Dalam kerangka itulah perayaan Bulan Oikoumene tahun ini hendak mengingatkan kita akan tekad gereja-gereja mewujudkan Gereja Kristen Yang Esa di Indonesia sebagaimana dinyatakan pada pembentukan DGI, 25 Mei 1950. Mengingatkan kita untuk senantiasa berusaha membuka diri satu terhadap yang lainnya dan terus berjalan bersama dalam arak-arakan oikoumene. Gereja-gereja berusaha menampilkan kesatuan yang utuh, sehingga kesaksian dan pelayanannya dapat diwujudkan lebih nyata di tengah-tengah masyarakat, bangsa dan negara Indonesia.
Pesan Bulan Oikoumene 2022 dalam rangka mensyukuri 72 tahun arak-arakan perjalanan bersama gereja-gereja di Indonesia mengajak semua gereja untuk sedia keluar dari getho dan “Sehati Sepikir untuk Kepentingan Bersama” Itulah komitmen bersama meresponi Doa Yesus di taman Getsemani adalah: “Supaya mereka semua menjadi satu….agar dunia percaya” (Yohanes 17:21). Dan hendaknya frase Ut Omnes Unum Sint (supaya mereka semua menjadi satu) ini tidak kita lepaskan dari tujuannya: agar dunia percaya.

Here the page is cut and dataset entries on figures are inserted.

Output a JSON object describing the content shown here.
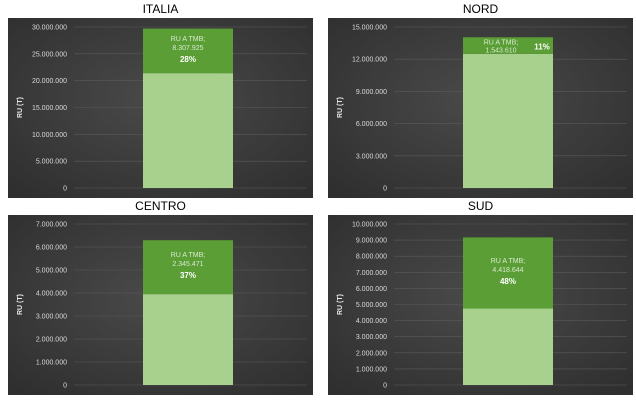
{
  "colors": {
    "panel_bg": "#3d3d3d",
    "bar_base": "#a9d18e",
    "bar_tmb": "#5a9e35",
    "grid": "#5a5a5a"
  },
  "chart_data": [
    {
      "type": "bar",
      "stacked": true,
      "title": "ITALIA",
      "ylabel": "RU (T)",
      "yticks": [
        "0",
        "5.000.000",
        "10.000.000",
        "15.000.000",
        "20.000.000",
        "25.000.000",
        "30.000.000"
      ],
      "ylim": [
        0,
        30000000
      ],
      "series": [
        {
          "name": "",
          "values": [
            21400000
          ]
        },
        {
          "name": "RU A TMB",
          "values": [
            8307925
          ]
        }
      ],
      "annotation": {
        "name": "RU A TMB;",
        "value": "8.307.925",
        "pct": "28%"
      },
      "grid": true
    },
    {
      "type": "bar",
      "stacked": true,
      "title": "NORD",
      "ylabel": "RU (T)",
      "yticks": [
        "0",
        "3.000.000",
        "6.000.000",
        "9.000.000",
        "12.000.000",
        "15.000.000"
      ],
      "ylim": [
        0,
        15000000
      ],
      "series": [
        {
          "name": "",
          "values": [
            12500000
          ]
        },
        {
          "name": "RU A TMB",
          "values": [
            1543610
          ]
        }
      ],
      "annotation": {
        "name": "RU A TMB;",
        "value": "1.543.610",
        "pct": "11%"
      },
      "grid": true
    },
    {
      "type": "bar",
      "stacked": true,
      "title": "CENTRO",
      "ylabel": "RU (T)",
      "yticks": [
        "0",
        "1.000.000",
        "2.000.000",
        "3.000.000",
        "4.000.000",
        "5.000.000",
        "6.000.000",
        "7.000.000"
      ],
      "ylim": [
        0,
        7000000
      ],
      "series": [
        {
          "name": "",
          "values": [
            3950000
          ]
        },
        {
          "name": "RU A TMB",
          "values": [
            2345471
          ]
        }
      ],
      "annotation": {
        "name": "RU A TMB;",
        "value": "2.345.471",
        "pct": "37%"
      },
      "grid": true
    },
    {
      "type": "bar",
      "stacked": true,
      "title": "SUD",
      "ylabel": "RU (T)",
      "yticks": [
        "0",
        "1.000.000",
        "2.000.000",
        "3.000.000",
        "4.000.000",
        "5.000.000",
        "6.000.000",
        "7.000.000",
        "8.000.000",
        "9.000.000",
        "10.000.000"
      ],
      "ylim": [
        0,
        10000000
      ],
      "series": [
        {
          "name": "",
          "values": [
            4750000
          ]
        },
        {
          "name": "RU A TMB",
          "values": [
            4418644
          ]
        }
      ],
      "annotation": {
        "name": "RU A TMB;",
        "value": "4.418.644",
        "pct": "48%"
      },
      "grid": true
    }
  ]
}
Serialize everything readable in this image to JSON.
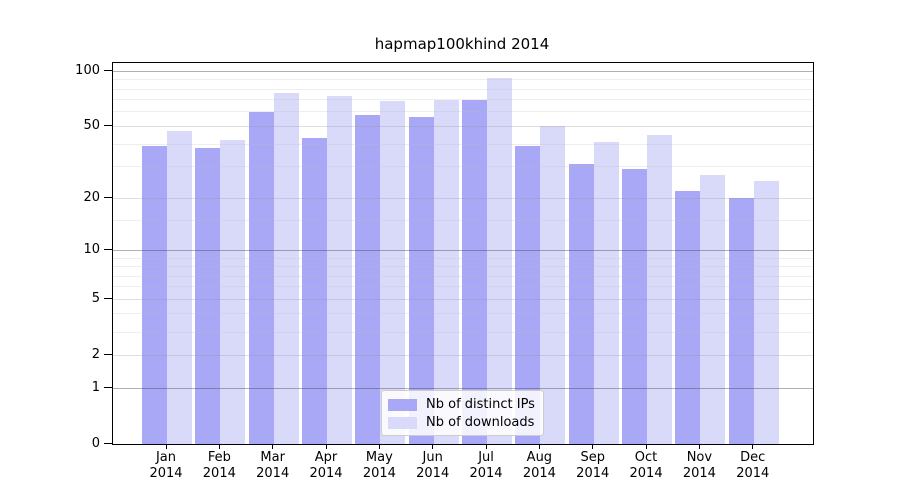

Gerakan oikoumene akan kehilangan gregetnya apabila kesatuan itu hanya untuk dirinya sendiri. Dia hanya akan bermakna bila diarahkan bagi dunia ini. Sehingga dimana gereja hadir, di sana hadir daya penebusan Kristus: sehingga yang lama diperbaharui, yang buruk menjadi baik, yang tidak adil menjadi adil, dst.
Oleh karenanya masalah sosial, ekonomi dan politik harus masuk dalam agenda pastoral gereja. Gerakan Oikoumene harus mendesak hati nurani manusia. Itu berarti keterlibatan sosial gereja merupakan bagian integral dari pewartaan gereja, bukan komplementer sifatnya. Sehingga kita harus berani katakan, tidak ada evangelisasi tanpa keterlibatan sosial, dan tidak ada pewartaan iman tanpa perjuangan keadilan.
Di situlah makna terdalam dari kata Oikoumene: mengupayakan satu rumah yang nyaman untuk ditinggali bersama, yakni dunia ini.